Mars gained his freedom around 1815. He married and had a family. He wrote:
I have said I had two children born in Norfolk, and six in Hartford. One died in infancy. I lived in Hartford about sixteen years. I took a very prominent part in the organization of the Talcott Street Church. I moved from Hartford to Pittsfield, Mass. When I had been there three years and a half, my wife died in November; the May following I lost a son sixteen years of age. My oldest son enlisted in the U. S. Navy when he was eighteen, and has followed the sea ever since. I had another that went to sea, that I have not heard from for eight years. My oldest daughter went to Africa, to Cape Palmas; she went out a teacher, and has been there five years. I have a son who, when the [Civil War] broke out, when the first gun was fired on [Fort] Sumter, wanted to enlist, and did enlist in the navy… and served his time, and has an honorable discharge. Another, and the last one, enlisted in the artillery and went to New Orleans, but never, no, never came back, nor will he ever come again. I have a daughter in Massachusetts, of a frail constitution. She has a family to care for. …

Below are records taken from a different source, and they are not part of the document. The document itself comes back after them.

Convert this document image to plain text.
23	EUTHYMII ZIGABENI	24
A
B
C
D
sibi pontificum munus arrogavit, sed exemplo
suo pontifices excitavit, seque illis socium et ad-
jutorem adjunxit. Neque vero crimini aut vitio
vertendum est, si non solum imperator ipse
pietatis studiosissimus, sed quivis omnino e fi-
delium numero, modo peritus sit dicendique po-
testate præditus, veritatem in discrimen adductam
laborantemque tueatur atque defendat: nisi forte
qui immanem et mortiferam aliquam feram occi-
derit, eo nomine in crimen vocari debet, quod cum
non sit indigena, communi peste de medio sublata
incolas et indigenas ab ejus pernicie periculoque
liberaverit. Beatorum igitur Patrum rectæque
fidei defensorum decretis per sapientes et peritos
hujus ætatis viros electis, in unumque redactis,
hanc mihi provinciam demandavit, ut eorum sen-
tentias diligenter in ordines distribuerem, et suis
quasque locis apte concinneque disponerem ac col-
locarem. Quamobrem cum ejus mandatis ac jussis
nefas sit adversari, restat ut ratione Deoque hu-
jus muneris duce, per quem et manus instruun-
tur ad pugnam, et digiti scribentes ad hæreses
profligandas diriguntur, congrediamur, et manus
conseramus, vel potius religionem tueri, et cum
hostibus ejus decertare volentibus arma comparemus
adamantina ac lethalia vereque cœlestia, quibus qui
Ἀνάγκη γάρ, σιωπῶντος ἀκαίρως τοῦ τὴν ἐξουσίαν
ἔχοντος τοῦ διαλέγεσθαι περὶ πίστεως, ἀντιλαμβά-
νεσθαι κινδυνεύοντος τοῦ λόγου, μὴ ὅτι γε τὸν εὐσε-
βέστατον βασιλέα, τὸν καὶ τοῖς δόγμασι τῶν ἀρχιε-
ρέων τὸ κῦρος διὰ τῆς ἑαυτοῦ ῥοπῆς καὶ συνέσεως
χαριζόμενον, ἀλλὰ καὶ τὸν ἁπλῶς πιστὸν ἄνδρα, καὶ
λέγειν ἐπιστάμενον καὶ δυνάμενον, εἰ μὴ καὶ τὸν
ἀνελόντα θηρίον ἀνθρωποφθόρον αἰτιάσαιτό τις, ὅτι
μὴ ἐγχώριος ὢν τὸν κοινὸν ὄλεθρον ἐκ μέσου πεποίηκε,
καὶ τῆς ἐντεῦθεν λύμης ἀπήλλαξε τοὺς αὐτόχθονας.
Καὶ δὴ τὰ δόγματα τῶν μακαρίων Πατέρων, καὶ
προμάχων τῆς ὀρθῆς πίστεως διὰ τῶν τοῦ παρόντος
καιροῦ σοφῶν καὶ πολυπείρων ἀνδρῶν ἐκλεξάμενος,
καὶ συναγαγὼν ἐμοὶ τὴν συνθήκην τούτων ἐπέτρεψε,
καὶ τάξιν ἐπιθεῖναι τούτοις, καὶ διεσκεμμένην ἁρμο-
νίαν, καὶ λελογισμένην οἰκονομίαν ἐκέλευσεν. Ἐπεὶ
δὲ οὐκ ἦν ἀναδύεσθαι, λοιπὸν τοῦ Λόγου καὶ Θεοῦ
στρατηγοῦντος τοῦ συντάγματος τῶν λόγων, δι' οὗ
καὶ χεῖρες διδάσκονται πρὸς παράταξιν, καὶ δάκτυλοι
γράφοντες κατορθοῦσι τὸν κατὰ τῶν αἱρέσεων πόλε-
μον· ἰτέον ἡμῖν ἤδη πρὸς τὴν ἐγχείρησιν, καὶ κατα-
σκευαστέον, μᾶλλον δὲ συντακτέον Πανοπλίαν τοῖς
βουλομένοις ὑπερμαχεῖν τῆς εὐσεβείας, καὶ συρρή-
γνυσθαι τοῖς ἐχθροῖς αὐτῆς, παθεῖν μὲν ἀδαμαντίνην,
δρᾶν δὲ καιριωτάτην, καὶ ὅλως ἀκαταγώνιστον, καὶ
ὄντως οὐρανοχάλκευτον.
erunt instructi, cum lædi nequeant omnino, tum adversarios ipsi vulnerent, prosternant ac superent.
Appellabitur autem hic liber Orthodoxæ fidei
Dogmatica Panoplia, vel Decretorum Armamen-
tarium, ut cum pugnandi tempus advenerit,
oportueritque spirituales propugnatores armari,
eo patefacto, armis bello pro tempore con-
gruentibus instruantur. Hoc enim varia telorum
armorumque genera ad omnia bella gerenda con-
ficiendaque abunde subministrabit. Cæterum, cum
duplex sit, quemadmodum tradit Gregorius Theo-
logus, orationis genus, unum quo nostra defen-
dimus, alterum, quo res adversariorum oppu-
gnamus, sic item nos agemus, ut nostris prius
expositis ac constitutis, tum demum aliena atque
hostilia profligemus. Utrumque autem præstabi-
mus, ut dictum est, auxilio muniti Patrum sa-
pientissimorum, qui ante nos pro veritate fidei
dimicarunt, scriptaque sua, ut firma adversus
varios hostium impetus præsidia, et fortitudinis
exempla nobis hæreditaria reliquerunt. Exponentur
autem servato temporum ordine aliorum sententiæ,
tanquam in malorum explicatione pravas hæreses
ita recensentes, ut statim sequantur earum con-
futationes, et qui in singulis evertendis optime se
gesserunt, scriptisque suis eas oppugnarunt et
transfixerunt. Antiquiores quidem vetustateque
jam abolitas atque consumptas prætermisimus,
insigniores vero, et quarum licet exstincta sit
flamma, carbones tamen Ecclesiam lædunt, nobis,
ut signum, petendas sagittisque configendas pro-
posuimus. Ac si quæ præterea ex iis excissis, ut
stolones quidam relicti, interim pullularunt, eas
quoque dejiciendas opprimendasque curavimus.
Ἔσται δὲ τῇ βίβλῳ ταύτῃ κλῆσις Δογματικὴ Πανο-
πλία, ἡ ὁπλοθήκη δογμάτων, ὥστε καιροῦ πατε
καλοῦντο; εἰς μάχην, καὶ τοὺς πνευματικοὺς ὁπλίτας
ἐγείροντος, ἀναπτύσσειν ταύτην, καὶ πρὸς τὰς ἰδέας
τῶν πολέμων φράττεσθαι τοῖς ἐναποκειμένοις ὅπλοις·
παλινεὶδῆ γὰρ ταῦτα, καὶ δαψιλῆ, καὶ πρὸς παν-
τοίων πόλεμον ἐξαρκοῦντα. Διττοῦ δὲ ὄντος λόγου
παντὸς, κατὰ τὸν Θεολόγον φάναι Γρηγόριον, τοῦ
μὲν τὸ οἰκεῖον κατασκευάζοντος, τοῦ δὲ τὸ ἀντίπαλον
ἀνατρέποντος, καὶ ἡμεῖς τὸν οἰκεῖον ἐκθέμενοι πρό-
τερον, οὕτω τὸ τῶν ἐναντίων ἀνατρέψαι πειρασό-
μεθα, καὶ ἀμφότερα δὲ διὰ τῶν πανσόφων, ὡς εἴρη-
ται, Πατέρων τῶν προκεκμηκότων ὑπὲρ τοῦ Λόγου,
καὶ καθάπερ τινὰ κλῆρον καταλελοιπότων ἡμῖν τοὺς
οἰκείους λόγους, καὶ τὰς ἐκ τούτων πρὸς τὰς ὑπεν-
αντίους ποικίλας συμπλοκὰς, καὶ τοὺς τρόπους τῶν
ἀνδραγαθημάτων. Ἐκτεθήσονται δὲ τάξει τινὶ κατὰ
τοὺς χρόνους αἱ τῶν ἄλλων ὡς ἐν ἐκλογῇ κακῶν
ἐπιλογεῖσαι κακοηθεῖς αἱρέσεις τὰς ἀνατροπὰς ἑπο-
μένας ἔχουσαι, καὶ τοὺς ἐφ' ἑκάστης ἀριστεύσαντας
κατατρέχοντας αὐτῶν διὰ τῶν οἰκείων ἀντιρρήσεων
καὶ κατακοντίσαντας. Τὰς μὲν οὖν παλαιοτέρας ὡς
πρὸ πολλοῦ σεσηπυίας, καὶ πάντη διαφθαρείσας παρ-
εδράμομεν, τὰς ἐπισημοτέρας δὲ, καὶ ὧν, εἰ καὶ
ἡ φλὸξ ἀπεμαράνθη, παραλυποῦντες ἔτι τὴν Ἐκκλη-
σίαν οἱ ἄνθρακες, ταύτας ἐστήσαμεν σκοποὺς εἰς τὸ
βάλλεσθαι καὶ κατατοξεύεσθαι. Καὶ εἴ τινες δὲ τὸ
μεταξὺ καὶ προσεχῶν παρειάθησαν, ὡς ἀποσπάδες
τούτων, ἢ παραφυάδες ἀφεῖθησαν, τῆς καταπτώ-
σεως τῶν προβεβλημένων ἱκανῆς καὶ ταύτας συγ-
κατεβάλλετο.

I am now in my seventy-ninth year of age, I cannot labor but little, and finding the public have a desire to know something of what slavery was in the State of Connecticut,… I have stated the facts, many are willing to purchase the book to satisfy themselves as to slavery in Connecticut. Some told me that they did not know that slavery was ever allowed in Connecticut, and some affirm that it never did exist in the State. What I have written of my own history, seems to satisfy the minds of those that read it, that the so called, favored state, the land of good morals and steady habits, was ever a slave state, and that slaves were driven through the streets tied or fastened together for market. This seems to surprise some that I meet, but it was true. I have it from reliable authority. Yes, this was done in Connecticut.
Not all Black people were enslaved in Connecticut, even in the colonial period. If you study slavery, you must also study freedom.
Phillip and Ruth Moore were free Black landowners in Hartford in the late 1600s.
Isaac Glasko was a blacksmith in eastern Connecticut in the early 19th century. The village of Glasgo in Griswold, Connecticut is named after him.